Изменить стиль страницы

Глава 9

Портер

- Вот, ты будешь Кеном, - предложила Ханна, протягивая голую мужскую куклу, на которой, к счастью, была нарисована пара белых трусов. С самого начала разговора она отчаянно пыталась сменить тему.

Я не мог ее винить. Мне тоже хотелось этого.

Сегодня в суде все прошло не очень хорошо. И глядя на ту сложившуюся ситуацию, по крайней мере, до того, как у нас появилась возможность снова увидеть Трэвиса, мне придется придумать, что ей сказать.

Она не собиралась прекращать задавать вопросы, и, честно говоря, у меня не было ответов. Поэтому я рассказал ей все факты. Трэвис остановился не у друга, а у своих биологических родителей. Почему я думал, что ее наивный ум может понять это, когда я едва мог понять безумие всего этого, я понятия не имел.

Ее первым вопросом было, на небесах ли Трэвис с их мамой. С этими словами внутри меня поселилась совершенно новая боль.
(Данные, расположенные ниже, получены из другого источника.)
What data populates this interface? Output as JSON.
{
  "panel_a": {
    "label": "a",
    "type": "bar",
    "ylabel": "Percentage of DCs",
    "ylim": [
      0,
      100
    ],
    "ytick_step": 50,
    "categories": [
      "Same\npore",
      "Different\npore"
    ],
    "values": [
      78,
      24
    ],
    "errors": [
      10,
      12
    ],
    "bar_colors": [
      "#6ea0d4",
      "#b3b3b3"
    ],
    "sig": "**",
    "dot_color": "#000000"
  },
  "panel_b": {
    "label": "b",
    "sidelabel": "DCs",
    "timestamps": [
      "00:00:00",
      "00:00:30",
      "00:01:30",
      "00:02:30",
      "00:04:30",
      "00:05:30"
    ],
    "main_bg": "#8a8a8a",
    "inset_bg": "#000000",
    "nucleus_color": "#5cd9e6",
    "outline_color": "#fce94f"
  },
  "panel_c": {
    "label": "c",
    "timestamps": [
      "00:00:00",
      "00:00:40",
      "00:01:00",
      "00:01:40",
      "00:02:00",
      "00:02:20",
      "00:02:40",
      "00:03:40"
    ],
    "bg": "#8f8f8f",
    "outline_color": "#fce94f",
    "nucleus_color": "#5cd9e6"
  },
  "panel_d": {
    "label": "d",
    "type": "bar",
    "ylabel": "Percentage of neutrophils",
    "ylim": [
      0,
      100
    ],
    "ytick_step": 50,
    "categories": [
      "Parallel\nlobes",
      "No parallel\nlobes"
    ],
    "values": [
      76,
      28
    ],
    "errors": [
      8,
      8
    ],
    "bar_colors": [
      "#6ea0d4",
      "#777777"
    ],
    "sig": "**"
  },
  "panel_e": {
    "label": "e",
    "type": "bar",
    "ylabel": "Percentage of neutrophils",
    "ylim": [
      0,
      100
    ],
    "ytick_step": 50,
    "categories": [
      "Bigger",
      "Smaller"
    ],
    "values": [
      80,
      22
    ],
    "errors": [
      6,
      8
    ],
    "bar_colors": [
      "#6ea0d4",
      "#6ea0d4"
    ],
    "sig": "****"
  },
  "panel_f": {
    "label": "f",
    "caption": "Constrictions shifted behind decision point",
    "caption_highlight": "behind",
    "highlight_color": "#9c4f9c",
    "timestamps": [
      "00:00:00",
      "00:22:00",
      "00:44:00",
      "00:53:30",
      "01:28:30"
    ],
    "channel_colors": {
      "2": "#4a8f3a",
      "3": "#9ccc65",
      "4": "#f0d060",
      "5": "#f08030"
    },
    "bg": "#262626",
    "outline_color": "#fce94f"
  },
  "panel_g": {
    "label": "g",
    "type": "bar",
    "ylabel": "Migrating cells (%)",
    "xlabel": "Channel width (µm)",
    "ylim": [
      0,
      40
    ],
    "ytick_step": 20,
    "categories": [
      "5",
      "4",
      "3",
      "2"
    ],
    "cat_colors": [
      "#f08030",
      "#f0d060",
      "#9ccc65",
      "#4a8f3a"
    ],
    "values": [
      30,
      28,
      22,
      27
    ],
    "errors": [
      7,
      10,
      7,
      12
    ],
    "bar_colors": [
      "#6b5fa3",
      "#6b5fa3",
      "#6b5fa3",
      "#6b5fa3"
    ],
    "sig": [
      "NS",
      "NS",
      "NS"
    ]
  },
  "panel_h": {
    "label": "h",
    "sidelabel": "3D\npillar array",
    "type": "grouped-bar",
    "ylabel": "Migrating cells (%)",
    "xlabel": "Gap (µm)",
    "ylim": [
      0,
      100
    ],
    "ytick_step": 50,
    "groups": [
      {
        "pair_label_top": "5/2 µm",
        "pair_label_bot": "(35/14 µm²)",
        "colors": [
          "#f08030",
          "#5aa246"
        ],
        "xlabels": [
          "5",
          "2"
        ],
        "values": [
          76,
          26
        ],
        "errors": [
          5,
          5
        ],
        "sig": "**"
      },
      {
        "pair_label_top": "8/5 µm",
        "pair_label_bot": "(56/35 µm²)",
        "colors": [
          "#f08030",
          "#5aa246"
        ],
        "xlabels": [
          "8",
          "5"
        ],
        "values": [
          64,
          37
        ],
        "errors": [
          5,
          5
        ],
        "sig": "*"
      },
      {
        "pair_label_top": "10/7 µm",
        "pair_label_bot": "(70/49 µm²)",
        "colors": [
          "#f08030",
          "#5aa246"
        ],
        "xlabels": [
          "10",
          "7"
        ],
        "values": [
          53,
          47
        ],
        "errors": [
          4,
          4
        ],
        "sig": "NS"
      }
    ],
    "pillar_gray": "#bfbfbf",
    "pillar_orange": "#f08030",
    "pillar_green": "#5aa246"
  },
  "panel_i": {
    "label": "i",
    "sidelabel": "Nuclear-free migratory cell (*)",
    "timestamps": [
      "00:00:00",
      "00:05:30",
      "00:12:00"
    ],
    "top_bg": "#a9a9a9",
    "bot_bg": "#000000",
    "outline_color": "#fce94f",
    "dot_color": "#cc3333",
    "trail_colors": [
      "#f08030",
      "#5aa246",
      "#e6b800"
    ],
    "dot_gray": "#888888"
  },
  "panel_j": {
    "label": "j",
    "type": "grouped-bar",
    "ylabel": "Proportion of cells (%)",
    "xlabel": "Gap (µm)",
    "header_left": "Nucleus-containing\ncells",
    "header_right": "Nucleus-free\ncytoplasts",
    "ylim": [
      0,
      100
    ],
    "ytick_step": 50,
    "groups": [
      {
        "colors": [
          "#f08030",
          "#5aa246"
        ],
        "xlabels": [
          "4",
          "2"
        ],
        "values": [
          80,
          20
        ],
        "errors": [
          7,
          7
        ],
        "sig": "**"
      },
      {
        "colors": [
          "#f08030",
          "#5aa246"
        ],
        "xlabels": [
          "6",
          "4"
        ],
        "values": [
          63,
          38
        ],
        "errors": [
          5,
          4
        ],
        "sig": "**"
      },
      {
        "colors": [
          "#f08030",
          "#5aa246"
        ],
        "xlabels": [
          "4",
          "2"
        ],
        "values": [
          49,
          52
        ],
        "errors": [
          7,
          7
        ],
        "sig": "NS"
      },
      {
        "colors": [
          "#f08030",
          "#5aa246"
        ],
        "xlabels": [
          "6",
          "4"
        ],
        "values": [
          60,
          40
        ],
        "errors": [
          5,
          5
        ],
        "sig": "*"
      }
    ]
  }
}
Но мне пришлось закончить разговор.

Я взял у нее куклу и отложил в сторону. – Ты понимаешь, о чем я говорю, Ханни? – спросил я грубым, как наждачная бумага, голосом.

Я лежал на спине посреди ее спальни, слева от меня – заброшенное чаепитие, справа – домик мечты Барби, а сверху на моем животе сидела моя дочь.

Благодаря моей маме, ее длинные, непослушные каштановые волосы были заплетены в косу, чтобы выглядеть как ее любимая принцесса, и она играла с их концом, перекинутым через плечо. Ее шоколадно-карие глаза, такие же, как у ее матери, поднялись на меня. – Он все еще любит нас?

Я снял костюм в ту же минуту, как мы вернулись домой, и натянул джинсы и футболку, которые собирался сжечь после этого разговора. Я никогда больше не смогу носить их с воспоминаниями о ее опустошении.

- Конечно, - заверил я ее, садясь и заключая в объятия. – Он всегда будет любить нас. И мы всегда будем любить его.

- А что, мне тоже придется обзавестись новыми мамой и папой?

Боль заполнила мою грудь. – Нет. Никогда, - поклялся я. – Я твой единственный папа. И твоя мама была твоей единственной мамой.

- Тогда почему у Трэвиса их двое?

Я вздохнул, давая себе под зад за то, что не попросил маму принять участие в этом обсуждении. – Ну… - я начал было замолкать, но тут у меня в кармане зазвонил телефон.

И так же, как она предложила мне сыграть Кена, я вдруг отчаянно захотел найти выход не только из этого разговора, но и из этой ситуации.

- Придержи эту мысль, - сказал я, роясь в заднем кармане.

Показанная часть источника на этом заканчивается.